Pourquoi, par exemple, Nini s’occupait-elle du drame de Putney ? Beaumôme ne le savait pas ! Il ne perdait, d’ailleurs, pas de temps à y réfléchir…

La femme, en le voyant s’élancer sur elle, s’était tue.

Beaumôme l’empoigna par le bras, il l’entraîna sur le pont et, à mi-voix, il demanda :

— Vous étiez avec French ?

— Assassin…

— Si vous parlez, vous êtes perdue…

Lady Beltham, avec des yeux d’épouvante, toujours prête à appeler au secours au moindre mouvement suspect de Beaumôme râlait encore :

— Perdue… je ne vous comprends pas…

— Allons donc… vous étiez avec French, n’est-ce pas ?… Oui ?… il vous ramenait pour faire innocenter Garrick ?… Écoutez, si vous appelez, si vous dites ce que je viens de faire, on croira que c’est vous qui m’aviez donné l’ordre de tuer… Vous me comprenez ?… Oui ?… Si vous ne dites rien, ma foi, tant pis.
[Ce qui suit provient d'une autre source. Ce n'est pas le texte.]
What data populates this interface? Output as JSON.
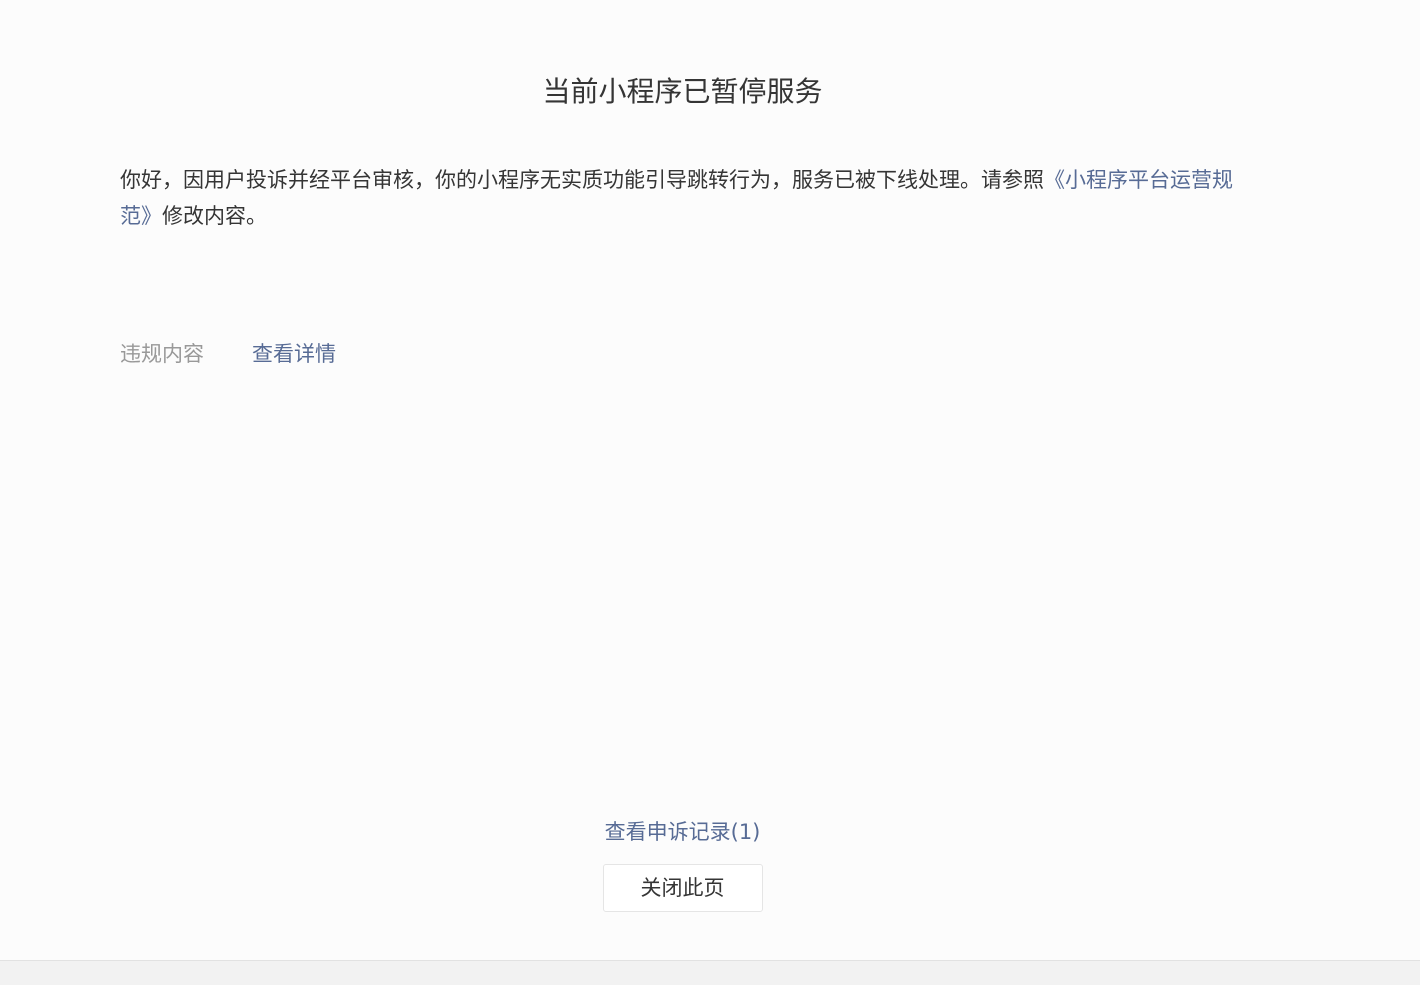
{
  "page": {
    "title": "当前小程序已暂停服务"
  },
  "notice": {
    "text_before": "你好，因用户投诉并经平台审核，你的小程序无实质功能引导跳转行为，服务已被下线处理。请参照",
    "link_text": "《小程序平台运营规范》",
    "text_after": "修改内容。"
  },
  "violation": {
    "label": "违规内容",
    "detail_link": "查看详情"
  },
  "footer": {
    "appeal_link": "查看申诉记录(1)",
    "close_button": "关闭此页"
  },
  "colors": {
    "link": "#576b95",
    "text": "#353535",
    "muted": "#999999"
  }
}
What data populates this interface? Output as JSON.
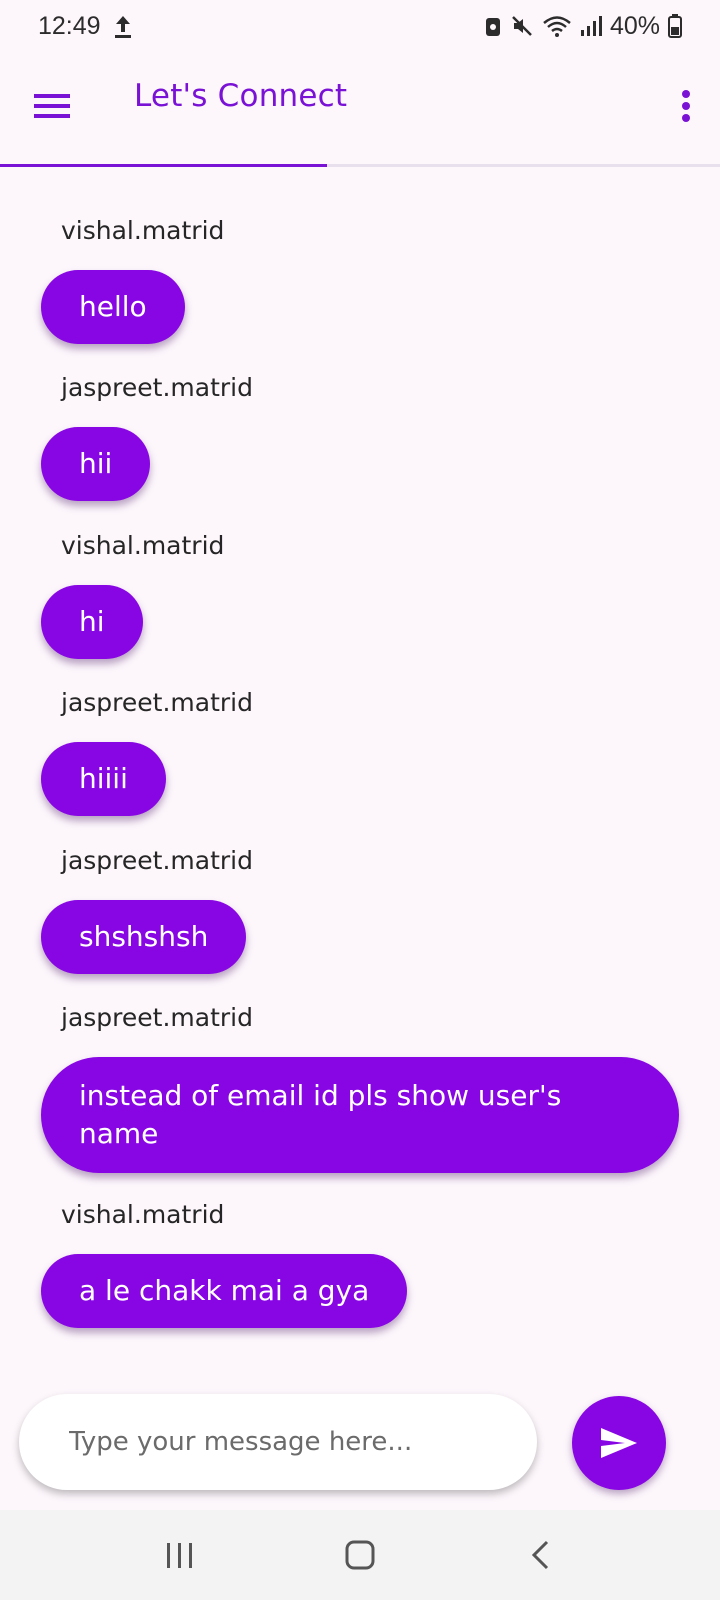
{
  "status_bar": {
    "time": "12:49",
    "battery": "40%"
  },
  "app_bar": {
    "title": "Let's Connect"
  },
  "messages": [
    {
      "sender": "vishal.matrid",
      "text": "hello"
    },
    {
      "sender": "jaspreet.matrid",
      "text": "hii"
    },
    {
      "sender": "vishal.matrid",
      "text": "hi"
    },
    {
      "sender": "jaspreet.matrid",
      "text": "hiiii"
    },
    {
      "sender": "jaspreet.matrid",
      "text": "shshshsh"
    },
    {
      "sender": "jaspreet.matrid",
      "text": "instead of email id pls show user's name"
    },
    {
      "sender": "vishal.matrid",
      "text": "a le chakk mai a gya"
    }
  ],
  "input": {
    "placeholder": "Type your message here..."
  },
  "colors": {
    "accent": "#8806e3",
    "title": "#7a12d6",
    "background": "#fdf7fc"
  },
  "icons": {
    "menu": "menu-icon",
    "more": "more-vert-icon",
    "send": "send-icon",
    "nav_recents": "recents-icon",
    "nav_home": "home-icon",
    "nav_back": "back-icon"
  }
}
Moi je ne vous ai pas vue ! Vous êtes libre… Maintenant, faites ce que vous voudrez… me dénoncerez-vous ?

Des lèvres blêmes de lady Beltham, enfin, quelques mots s’échappèrent :

— Laissez-moi… laissez-moi… je ne sais pas ce que vous dites. je n’ai rien vu… je ne veux pas être votre complice, je n’ai rien vu…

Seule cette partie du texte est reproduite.